In 1875 the picture, Portions of the Interior of the Grand Mosque at Damascus, won great praise, as "a remarkably delicate piece of work, in which the beautiful colouring of the tiled walls and mosaic pavement are skilfully rendered."

In 1876, the quondam hostile "Art Journal" is completely converted by the Daphnephoria: "To project such a scene upon canvas presupposes a man of high poetic imagination, and when it is accompanied by such delicacy and yet such precision of drawing and such sincerity of modelling, the poet is merged in the painter and we speak of such a one as a master. There is, indeed, nothing more consolatory to those who take an interest in British art than the knowledge that we have among us a man of such pure devotion and lofty aim."

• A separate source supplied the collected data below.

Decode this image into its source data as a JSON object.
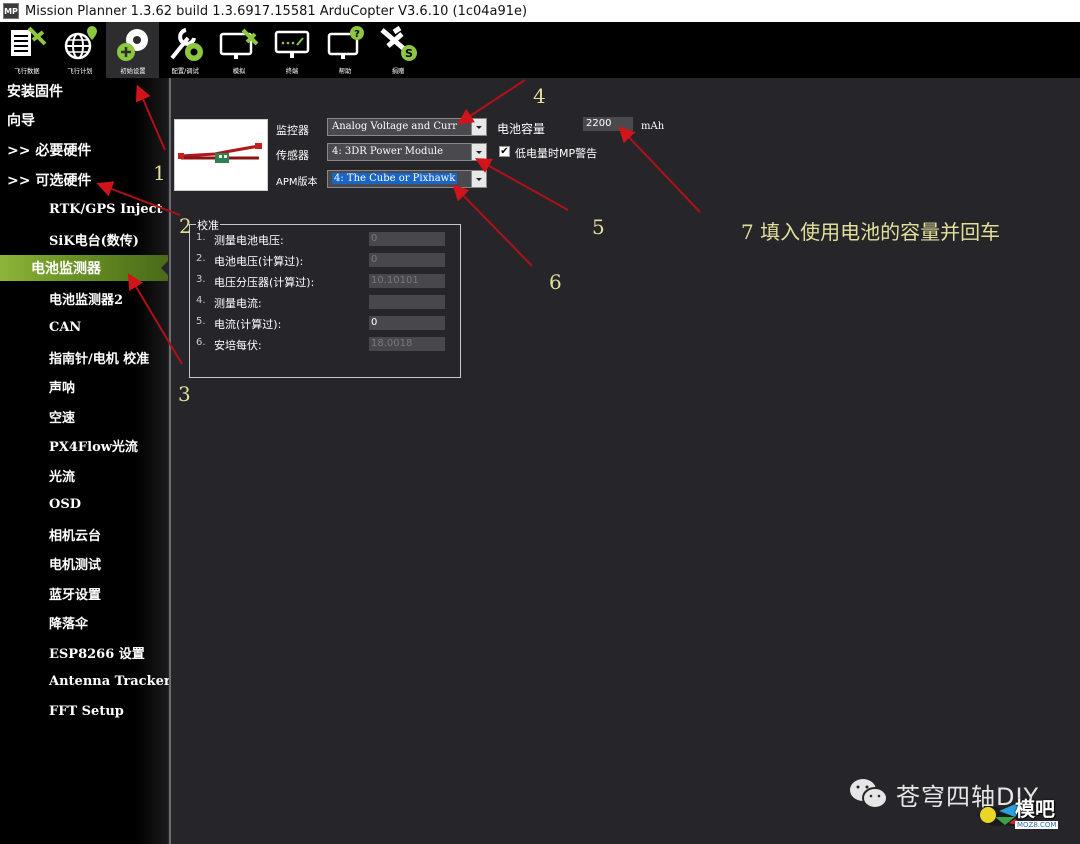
{
  "window": {
    "app_icon": "MP",
    "title": "Mission Planner 1.3.62 build 1.3.6917.15581 ArduCopter V3.6.10 (1c04a91e)"
  },
  "toolbar": {
    "buttons": [
      {
        "label": "飞行数据",
        "icon": "flight-data-icon"
      },
      {
        "label": "飞行计划",
        "icon": "flight-plan-icon"
      },
      {
        "label": "初始设置",
        "icon": "initial-setup-icon",
        "active": true
      },
      {
        "label": "配置/调试",
        "icon": "config-tuning-icon"
      },
      {
        "label": "模拟",
        "icon": "simulation-icon"
      },
      {
        "label": "终端",
        "icon": "terminal-icon"
      },
      {
        "label": "帮助",
        "icon": "help-icon"
      },
      {
        "label": "捐赠",
        "icon": "donate-icon"
      }
    ]
  },
  "sidebar": {
    "items": [
      {
        "label": "安装固件",
        "level": 0
      },
      {
        "label": "向导",
        "level": 0
      },
      {
        "label": ">> 必要硬件",
        "level": 0
      },
      {
        "label": ">> 可选硬件",
        "level": 0
      },
      {
        "label": "RTK/GPS Inject",
        "level": 1
      },
      {
        "label": "SiK电台(数传)",
        "level": 1
      },
      {
        "label": "电池监测器",
        "level": 1,
        "active": true
      },
      {
        "label": "电池监测器2",
        "level": 1
      },
      {
        "label": "CAN",
        "level": 1
      },
      {
        "label": "指南针/电机 校准",
        "level": 1
      },
      {
        "label": "声呐",
        "level": 1
      },
      {
        "label": "空速",
        "level": 1
      },
      {
        "label": "PX4Flow光流",
        "level": 1
      },
      {
        "label": "光流",
        "level": 1
      },
      {
        "label": "OSD",
        "level": 1
      },
      {
        "label": "相机云台",
        "level": 1
      },
      {
        "label": "电机测试",
        "level": 1
      },
      {
        "label": "蓝牙设置",
        "level": 1
      },
      {
        "label": "降落伞",
        "level": 1
      },
      {
        "label": "ESP8266 设置",
        "level": 1
      },
      {
        "label": "Antenna Tracker",
        "level": 1
      },
      {
        "label": "FFT Setup",
        "level": 1
      }
    ]
  },
  "battery_monitor": {
    "monitor_label": "监控器",
    "monitor_value": "Analog Voltage and Curr",
    "sensor_label": "传感器",
    "sensor_value": "4: 3DR Power Module",
    "apm_label": "APM版本",
    "apm_value": "4: The Cube or Pixhawk",
    "capacity_label": "电池容量",
    "capacity_value": "2200",
    "capacity_unit": "mAh",
    "mp_alert_label": "低电量时MP警告",
    "mp_alert_checked": true
  },
  "calibration": {
    "title": "校准",
    "rows": [
      {
        "num": "1.",
        "label": "测量电池电压:",
        "value": "0",
        "editable": false
      },
      {
        "num": "2.",
        "label": "电池电压(计算过):",
        "value": "0",
        "editable": false
      },
      {
        "num": "3.",
        "label": "电压分压器(计算过):",
        "value": "10.10101",
        "editable": false
      },
      {
        "num": "4.",
        "label": "测量电流:",
        "value": "",
        "editable": false
      },
      {
        "num": "5.",
        "label": "电流(计算过):",
        "value": "0",
        "editable": true
      },
      {
        "num": "6.",
        "label": "安培每伏:",
        "value": "18.0018",
        "editable": false
      }
    ]
  },
  "annotations": {
    "a1": "1",
    "a2": "2",
    "a3": "3",
    "a4": "4",
    "a5": "5",
    "a6": "6",
    "a7": "7  填入使用电池的容量并回车",
    "arrow_color": "#c0141a",
    "text_color": "#e3df9a"
  },
  "watermark": {
    "text": "苍穹四轴DIY",
    "logo_text": "模吧",
    "logo_url": "MOZ8.COM"
  }
}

It was in 1875, that Mr. Ruskin, resuming his rôle of an Academy critic, claimed Leighton as "a kindred Goth," and confessed, "I determined on writing this number of 'Academy Notes,' simply because I was so much delighted with Mr. Leslie's School, Mr. Leighton's Little Fatima, Mr. Hook's Hearts of Oak, and Mr. Couldery's Kittens."

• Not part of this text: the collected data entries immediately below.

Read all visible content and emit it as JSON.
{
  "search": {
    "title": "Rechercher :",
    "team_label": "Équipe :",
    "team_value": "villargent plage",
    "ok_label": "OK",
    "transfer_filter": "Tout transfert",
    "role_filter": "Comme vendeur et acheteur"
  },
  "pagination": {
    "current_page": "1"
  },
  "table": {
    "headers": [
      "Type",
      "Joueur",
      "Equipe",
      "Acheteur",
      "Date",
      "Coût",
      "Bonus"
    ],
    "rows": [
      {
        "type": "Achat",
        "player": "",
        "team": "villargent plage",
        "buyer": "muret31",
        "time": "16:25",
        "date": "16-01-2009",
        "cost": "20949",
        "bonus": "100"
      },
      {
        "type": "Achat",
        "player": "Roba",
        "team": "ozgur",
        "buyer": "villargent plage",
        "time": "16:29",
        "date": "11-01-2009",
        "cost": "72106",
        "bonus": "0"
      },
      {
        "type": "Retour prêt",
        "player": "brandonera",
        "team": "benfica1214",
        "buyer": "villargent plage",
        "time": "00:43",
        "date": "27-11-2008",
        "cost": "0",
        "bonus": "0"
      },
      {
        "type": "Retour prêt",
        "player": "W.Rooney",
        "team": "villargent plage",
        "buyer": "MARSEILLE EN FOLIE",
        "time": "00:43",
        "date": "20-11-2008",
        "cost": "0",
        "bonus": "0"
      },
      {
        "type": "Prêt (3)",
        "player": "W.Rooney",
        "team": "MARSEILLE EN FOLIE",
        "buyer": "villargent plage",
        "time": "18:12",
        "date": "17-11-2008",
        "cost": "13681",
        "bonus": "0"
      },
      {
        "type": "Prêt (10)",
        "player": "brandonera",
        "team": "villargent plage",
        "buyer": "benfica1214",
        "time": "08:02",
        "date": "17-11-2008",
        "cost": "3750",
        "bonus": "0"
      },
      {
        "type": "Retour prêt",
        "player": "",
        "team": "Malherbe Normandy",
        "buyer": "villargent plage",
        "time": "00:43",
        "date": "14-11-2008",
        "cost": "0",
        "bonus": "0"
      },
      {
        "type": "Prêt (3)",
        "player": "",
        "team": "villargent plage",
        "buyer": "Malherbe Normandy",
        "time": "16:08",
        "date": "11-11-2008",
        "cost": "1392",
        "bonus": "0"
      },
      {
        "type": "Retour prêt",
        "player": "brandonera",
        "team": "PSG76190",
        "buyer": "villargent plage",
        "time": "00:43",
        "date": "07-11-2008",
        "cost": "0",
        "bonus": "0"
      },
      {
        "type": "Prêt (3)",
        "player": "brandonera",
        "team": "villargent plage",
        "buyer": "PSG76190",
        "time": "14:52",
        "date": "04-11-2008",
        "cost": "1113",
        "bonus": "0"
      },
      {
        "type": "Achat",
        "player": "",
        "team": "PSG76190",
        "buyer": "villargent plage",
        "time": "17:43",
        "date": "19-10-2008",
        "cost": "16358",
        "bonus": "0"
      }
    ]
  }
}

In his lectures on the Art of England, the same critic, speaking of Leighton's children, says: "It is with extreme gratitude, and unqualified admiration, that I find Sir Frederic condescending from the majesties of Olympus to the worship of those unappalling powers, which, heaven be thanked, are as brightly Anglo-Saxon as Hellenic; and painting for us, with a soft charm peculiarly his own, the witchcraft and the wonderfulness of childhood."

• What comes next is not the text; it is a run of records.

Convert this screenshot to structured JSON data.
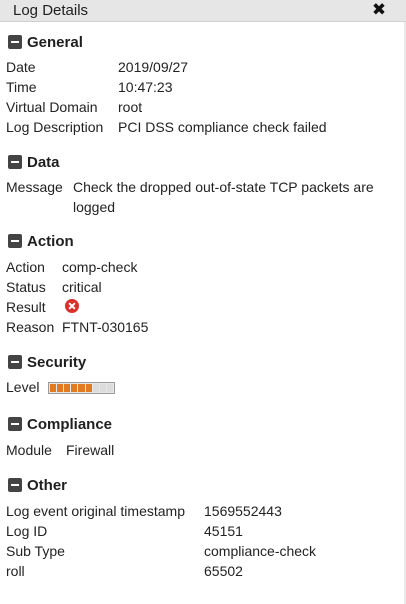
{
  "window": {
    "title": "Log Details",
    "close_icon": "close-icon"
  },
  "colors": {
    "level_fill": "#e07b24",
    "level_empty": "#dcdcdc",
    "error": "#d9302c",
    "header_bg": "#e6e6e6"
  },
  "sections": {
    "general": {
      "title": "General",
      "rows": [
        {
          "label": "Date",
          "value": "2019/09/27"
        },
        {
          "label": "Time",
          "value": "10:47:23"
        },
        {
          "label": "Virtual Domain",
          "value": "root"
        },
        {
          "label": "Log Description",
          "value": "PCI DSS compliance check failed"
        }
      ]
    },
    "data": {
      "title": "Data",
      "rows": [
        {
          "label": "Message",
          "value": "Check the dropped out-of-state TCP packets are logged"
        }
      ]
    },
    "action": {
      "title": "Action",
      "rows": [
        {
          "label": "Action",
          "value": "comp-check"
        },
        {
          "label": "Status",
          "value": "critical"
        },
        {
          "label": "Result",
          "icon": "error-x-icon"
        },
        {
          "label": "Reason",
          "value": "FTNT-030165"
        }
      ]
    },
    "security": {
      "title": "Security",
      "level_label": "Level",
      "level": {
        "filled": 6,
        "total": 9
      }
    },
    "compliance": {
      "title": "Compliance",
      "rows": [
        {
          "label": "Module",
          "value": "Firewall"
        }
      ]
    },
    "other": {
      "title": "Other",
      "rows": [
        {
          "label": "Log event original timestamp",
          "value": "1569552443"
        },
        {
          "label": "Log ID",
          "value": "45151"
        },
        {
          "label": "Sub Type",
          "value": "compliance-check"
        },
        {
          "label": "roll",
          "value": "65502"
        }
      ]
    }
  }
}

Upon the Egyptian Slinger of the same year, which Mr. Ruskin terms the "study of man in his Oriental function of scarecrow (symmetrically antithetic to his British one of game preserver)," his criticism is interesting, but adverse. The critic who elsewhere acknowledged fully the artist's acutely observant and enthusiastic study of the organism of the human body, confesses himself unable to recognize his skill, or to feel sympathy with the subjects that admit of its display. It is, he goes on to say further of the Slinger, "it is, I do not doubt, anatomically correct, and with the addition of the corn, the poppies, and the moon, becomes semi-artistic; so that I feel much compunction in depressing it into the Natural History class; and the more, because it partly forfeits its claim even to such position, by obscuring in twilight and disturbing our minds, in the process of scientific investigation, by sensational effects of afterglow and lunar effulgence, which are disadvantageous, not to the scientific observer only, but to less learned spectators; for when simple persons like myself, greatly susceptible to the influence of the stage lamps and pink side-lights, first catch sight of this striding figure from the other side of the room, and take it, perhaps, for the angel with his right foot on the sea and the left on the earth, swearing there shall be Time no longer; or for Achilles alighting from one of his lance-cast-long leaps on the shore of Scamander, and find on near approach that all this grand straddling and turning down of the gas mean practically only a lad shying stones at sparrows, we are only too likely to pass it petulantly without taking note of what is really interesting in this eastern custom and skill."